Congo : les morts ont-ils désormais des catégories ?

Congo : les morts ont-ils désormais des catégories ?

Après le drame qui a coûté la vie à quatre candidats le dernier jour des épreuves du Brevet d’études du premier cycle (BEPC) à Sibiti, dans le département de la Lékoumou, le ministre de l’Enseignement préscolaire, primaire, secondaire et de l’Alphabétisation, Jean Luc Mouthou, s’y est rendu pour exprimer la solidarité du gouvernement aux familles endeuillées. Le gouvernement a réaffirmé son engagement à accompagner les familles des élèves disparus dans le drame de Sibiti, en apportant son soutien à l'organisation de leurs obsèques. Un geste de solidarité qui mérite d'être salué.

Mais une question, simple et légitime, continue de hanter les esprits des Congolais : qui accompagnera les familles des deux autres victimes décédées dans le même accident, mais qui n'étaient pas élèves ? (Gertrude Mankou Bouanga, 55 ans, et Lambert Bamboundinina, 64 ans).

Dans cette tragédie, les larmes n'ont pourtant pas fait de distinction. L'accident n'a pas demandé les cartes d'identité avant de frapper.
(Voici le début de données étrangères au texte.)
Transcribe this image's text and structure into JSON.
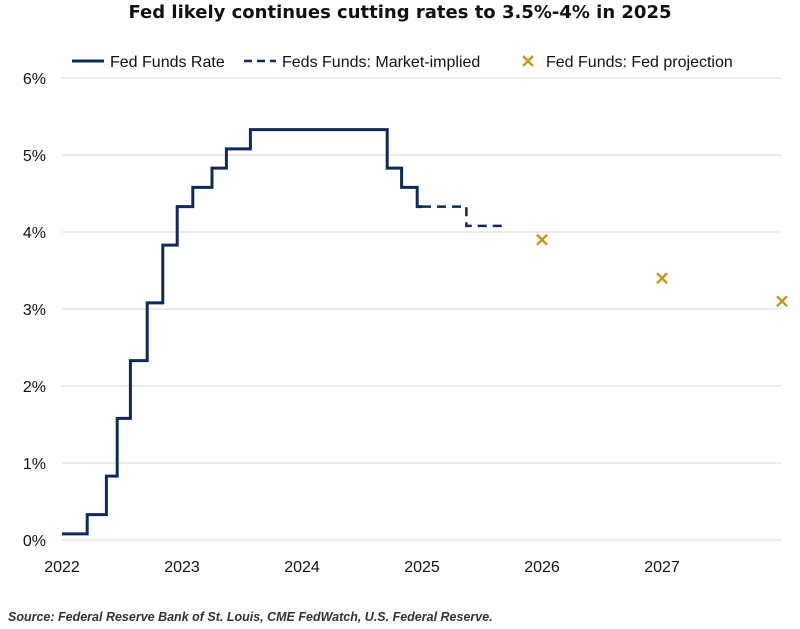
{
  "chart_data": {
    "type": "line",
    "title": "Fed likely continues cutting rates to 3.5%-4% in 2025",
    "xlabel": "",
    "ylabel": "",
    "xlim": [
      2022.0,
      2028.0
    ],
    "ylim": [
      0,
      6
    ],
    "x_ticks": [
      2022,
      2023,
      2024,
      2025,
      2026,
      2027
    ],
    "y_ticks": [
      0,
      1,
      2,
      3,
      4,
      5,
      6
    ],
    "y_tick_labels": [
      "0%",
      "1%",
      "2%",
      "3%",
      "4%",
      "5%",
      "6%"
    ],
    "grid": "horizontal",
    "legend_position": "top",
    "colors": {
      "rate": "#0d2a5a",
      "market": "#0d2a5a",
      "projection": "#c9961f",
      "grid": "#d9d9d9"
    },
    "series": [
      {
        "name": "Fed Funds Rate",
        "style": "solid-step",
        "x": [
          2022.0,
          2022.21,
          2022.37,
          2022.46,
          2022.57,
          2022.71,
          2022.84,
          2022.96,
          2023.09,
          2023.25,
          2023.37,
          2023.57,
          2024.71,
          2024.83,
          2024.96,
          2025.0
        ],
        "y": [
          0.08,
          0.33,
          0.83,
          1.58,
          2.33,
          3.08,
          3.83,
          4.33,
          4.58,
          4.83,
          5.08,
          5.33,
          4.83,
          4.58,
          4.33,
          4.33
        ]
      },
      {
        "name": "Feds Funds: Market-implied",
        "style": "dashed-step",
        "x": [
          2025.0,
          2025.37,
          2025.71
        ],
        "y": [
          4.33,
          4.08,
          4.08
        ]
      },
      {
        "name": "Fed Funds: Fed projection",
        "style": "marker-x",
        "x": [
          2026.0,
          2027.0,
          2028.0
        ],
        "y": [
          3.9,
          3.4,
          3.1
        ]
      }
    ]
  },
  "source": "Source: Federal Reserve Bank of St. Louis, CME FedWatch, U.S. Federal Reserve."
}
Il n'a pas séparé les victimes entre « prioritaires » et « secondaires ». Toutes ont perdu la vie dans les mêmes circonstances, le même jour et sur la même route.

À écouter certaines communications officielles, on pourrait presque croire que le drame s'est arrêté aux portes de l'école. Comme si les autres victimes avaient simplement raté le bus de la compassion institutionnelle.

Avec un brin d'humour, on serait tenté de dire que, dans notre administration, il faudrait peut-être prévoir un « statut administratif du défunt » avant de bénéficier de la solidarité nationale. Une idée absurde, bien sûr, mais qui traduit le malaise ressenti par de nombreux citoyens.

Au-delà de l'émotion, cette situation interroge la responsabilité des décideurs. Dans une République, la solidarité publique ne devrait pas dépendre de la profession, de l'âge ou du statut social de la victime. Lorsqu'un drame frappe une communauté, chaque vie mérite le même respect, chaque famille la même considération.

Les proches des deux autres disparus ne réclament ni privilège ni traitement de faveur. Ils demandent simplement que leurs morts ne soient pas oubliés, que leur douleur soit reconnue et que la Nation leur témoigne, elle aussi, sa compassion.

Parce qu'au fond, la valeur d'un État se mesure aussi à sa capacité à ne laisser personne au bord du chemin,  pas même dans le deuil.